Baum clearly hates his industry, which drove his brother to suicide. His rants against its systemic injustice aren’t only a second-hand redemption with the one he couldn’t talk down but also plain old, human ethicality. Baum and co. visit homeowners and the smaller bank sharks selling them untenable loans to see in flesh what Burry saw in spreadsheets. Ben Rickert (Pitt) is similar, but maybe a guy who straddled two splitting ages in US banking, now retired and jaded; like some kind of Dr Manhattan super-powered, gloomy blue ex-banker. The story’s plenty more dense than just this, so that’s as far as I go.

And that presents a major challenge: how do you make a movie about high finance affecting everybody FOR everybody or not as boring as it might seem? Fortunately, it’s not thick with obligatory vulture pans of guys intensely smashing keyboards to epiphany under beepbeep-ba-boopboop ‘serious-hacking-in-progress’ techno (though it’s alarming that economists, scientists or virologists haven’t given more thought to the ghkjhgdogdjhdgkjfjkhgfkh theorem). It’s tense. Who would’ve thought watching Baum pay for a lapdance just to quiz a dancer on the state of her seemingly stable household debt could feel like that penny-drop-eerie moment the hero uncovers the bomb 4 times larger and elsewhere than suspected? I think I’m thinking of John McClane or Clarice Starling unwittingly knocking at the right door.
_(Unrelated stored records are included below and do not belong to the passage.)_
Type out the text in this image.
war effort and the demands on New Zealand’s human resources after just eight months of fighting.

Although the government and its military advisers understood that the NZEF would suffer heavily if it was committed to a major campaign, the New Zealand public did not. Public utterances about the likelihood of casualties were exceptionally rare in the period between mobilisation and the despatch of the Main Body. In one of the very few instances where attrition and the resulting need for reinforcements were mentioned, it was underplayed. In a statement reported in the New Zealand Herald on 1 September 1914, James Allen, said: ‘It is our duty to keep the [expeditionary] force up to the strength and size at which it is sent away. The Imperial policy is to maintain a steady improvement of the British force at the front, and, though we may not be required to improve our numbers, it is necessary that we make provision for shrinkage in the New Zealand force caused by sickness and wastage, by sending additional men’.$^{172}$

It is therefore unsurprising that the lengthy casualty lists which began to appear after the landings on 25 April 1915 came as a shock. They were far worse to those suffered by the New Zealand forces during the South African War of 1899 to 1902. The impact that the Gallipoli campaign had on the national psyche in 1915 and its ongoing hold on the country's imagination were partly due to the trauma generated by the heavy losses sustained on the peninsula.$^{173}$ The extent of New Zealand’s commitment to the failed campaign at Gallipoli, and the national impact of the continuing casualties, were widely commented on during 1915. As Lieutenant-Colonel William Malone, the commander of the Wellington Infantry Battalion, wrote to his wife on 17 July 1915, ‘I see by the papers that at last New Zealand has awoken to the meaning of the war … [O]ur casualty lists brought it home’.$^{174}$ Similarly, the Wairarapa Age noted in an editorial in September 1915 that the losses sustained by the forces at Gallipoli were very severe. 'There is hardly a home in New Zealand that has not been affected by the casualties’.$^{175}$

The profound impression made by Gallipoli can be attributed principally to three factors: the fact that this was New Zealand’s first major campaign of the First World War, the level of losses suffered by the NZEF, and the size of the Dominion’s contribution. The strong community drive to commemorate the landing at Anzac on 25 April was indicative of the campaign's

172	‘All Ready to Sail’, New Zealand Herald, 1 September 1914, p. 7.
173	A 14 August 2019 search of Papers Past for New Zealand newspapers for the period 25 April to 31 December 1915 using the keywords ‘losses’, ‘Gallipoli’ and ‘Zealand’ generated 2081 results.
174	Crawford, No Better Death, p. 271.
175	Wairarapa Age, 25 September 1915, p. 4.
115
Having an all-star cast helps and I find it exceptionally whack that Carrell isn’t up for the Academy’s Best Actor. Anyway, eventually Baum hears the catalogue of exactly what products one of the most evil guys is selling, boasting of how they’re designed to fail. Carrell gives you vertigo here, reminding me of anytime I’ve felt nauseous and some fiend maddeningly whispers dessert and deep-fried nothings in my ear. He is viscerally appalled.

Christian Bale’s ‘Michael Burry’ catching Capitalism blue screen.
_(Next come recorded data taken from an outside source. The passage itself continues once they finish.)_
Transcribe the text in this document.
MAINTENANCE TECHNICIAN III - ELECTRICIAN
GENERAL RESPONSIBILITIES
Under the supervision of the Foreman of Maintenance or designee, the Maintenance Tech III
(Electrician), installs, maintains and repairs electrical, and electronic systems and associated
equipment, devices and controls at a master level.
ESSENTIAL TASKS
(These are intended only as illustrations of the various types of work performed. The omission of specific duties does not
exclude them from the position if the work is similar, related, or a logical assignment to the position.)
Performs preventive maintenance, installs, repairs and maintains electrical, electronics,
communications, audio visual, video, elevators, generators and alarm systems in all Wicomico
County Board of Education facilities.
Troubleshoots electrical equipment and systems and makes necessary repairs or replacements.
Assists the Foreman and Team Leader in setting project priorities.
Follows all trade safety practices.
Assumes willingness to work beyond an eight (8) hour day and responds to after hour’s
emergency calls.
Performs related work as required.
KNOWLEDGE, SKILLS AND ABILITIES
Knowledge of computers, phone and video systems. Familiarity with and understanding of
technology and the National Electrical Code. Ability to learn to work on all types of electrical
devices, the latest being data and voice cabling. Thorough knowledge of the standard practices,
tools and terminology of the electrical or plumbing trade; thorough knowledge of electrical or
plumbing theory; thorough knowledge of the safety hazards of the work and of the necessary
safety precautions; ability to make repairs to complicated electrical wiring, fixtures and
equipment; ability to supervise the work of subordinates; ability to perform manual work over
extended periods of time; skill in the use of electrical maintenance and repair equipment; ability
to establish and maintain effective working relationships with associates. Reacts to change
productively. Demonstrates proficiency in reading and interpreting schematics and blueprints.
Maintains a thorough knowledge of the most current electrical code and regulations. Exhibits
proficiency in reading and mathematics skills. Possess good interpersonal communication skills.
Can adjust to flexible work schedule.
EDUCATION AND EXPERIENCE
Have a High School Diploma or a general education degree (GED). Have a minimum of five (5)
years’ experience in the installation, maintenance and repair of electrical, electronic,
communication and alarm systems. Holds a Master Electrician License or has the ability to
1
It’s not all personality-driven however. At all times McKay and co-writer Charles Randolph (The Interpreter) try to keep the system in the crosshairs, a big ask. Not that our characters are totally pedestrian in the mechanics: Baum feels especially conflicted by his complicity in profit off destruction of families, whole communities, pensions, countries, etc. But other script whistle stops include the ratings agencies (maybe flat stupid symbolism that the lady at S&P was wearing near-opaque prescription lenses before a surgery, I mean, c’mon mayn) and the US Securities and Exchange Commission. Again, can’t stress enough, this looks a lot more dangerous on celluloid than a blog.

The Big Short bemoans our celebrity fetish and insatiable consumption of web as opportune distractions from what it describes as willfully obfuscating financial jargon and a global organized crime so big as to only seem possible in an apocalyptic blockbuster. Summary: trillions changed hands under our noses while we watched cats, celeb sex tapes and celeb cat sex tapes. The Big Short makes a fine go of fully engaging its audience, breastfed on full-throttle media hyper-real (no exception my end). Any rhythm too cosy with autopilot viewing is tripped up by 4th wall interaction or dissolves to quotes signposting the inevitable. In fact, the captions, photo streams of Americans you’ll never meet, the Margot Robbie and Selena/Thaler micro lecture interludes all might remind you of YouTube or web. 21st century media consumption isn’t circumvented but in part cleverly subsumed or operationalised, or something. Anyhow, this wide release’s unconventional style forestalls lazy escapism, respects you, educates you and entertains, albeit with a nagging sense of hell to pay and an axe to grind.